Panelists have noted that the SEC's guidance on 15c2-12 says that broker-dealers are not prohibited under the rule from underwriting a municipal transaction if the issuer has failed to provide continuing disclosures tied to a previous issuance.

"However," the release says, "if a failure to comply with such previous undertakings has not been remedied as of the start of the offering, or if the party has a history of persistent and material breaches, it is doubtful whether a participating underwriter could form a reasonable basis for relying on the accuracy of the issuer's or obligated person's ongoing disclosure representations."
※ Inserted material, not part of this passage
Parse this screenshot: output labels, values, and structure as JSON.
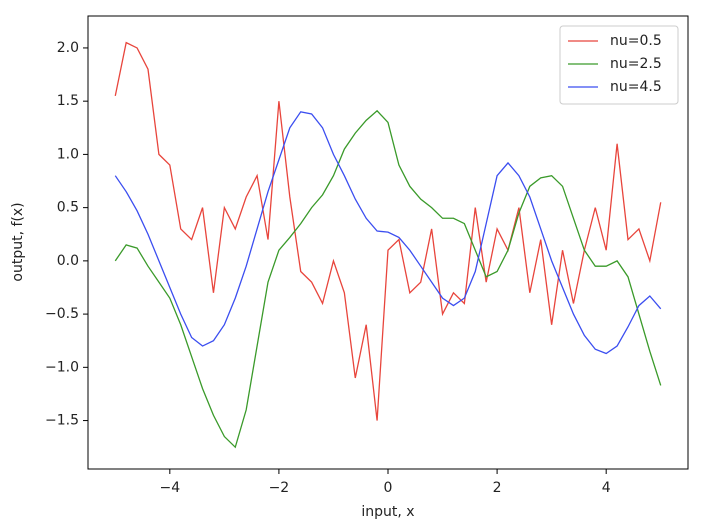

Zehner said yesterday that underwriters will have "play the heavy" to make sure issuers meet their continuing disclosure obligations and that they may face SEC enforcement action if they underwrite the bonds of an issuer that habitually does not meet its obligations.

At a separate panel late Wednesday Leslie Norwood, a managing director and associate general counsel at the Securities Industry and Financial Markets Association, noted that while SIFMA strongly supports EMMA, she believes it could take up to five years before users of the new system will be able to view an issuers' historic record of compliance because the database will not include any of the historical continuing disclosure documents currently housed by the four repositories.

Lanza told The Bond Buyer that the board has not looked into adding the historical continuing disclosure documents from the existing repositories, in part because converting the old files to EMMA's system would be onerous, might result in significant indexing problems and would provide only limited benefit for a relatively short period. However, he said that EMMA will allow issuers to submit older disclosures to it voluntarily.

Separately, Norwood noted at Wednesday's panel that the MSRB plans to require all document submissions to EMMA to be word-searchable PDFs until September 2009, with the exception of the documents' tables or charts.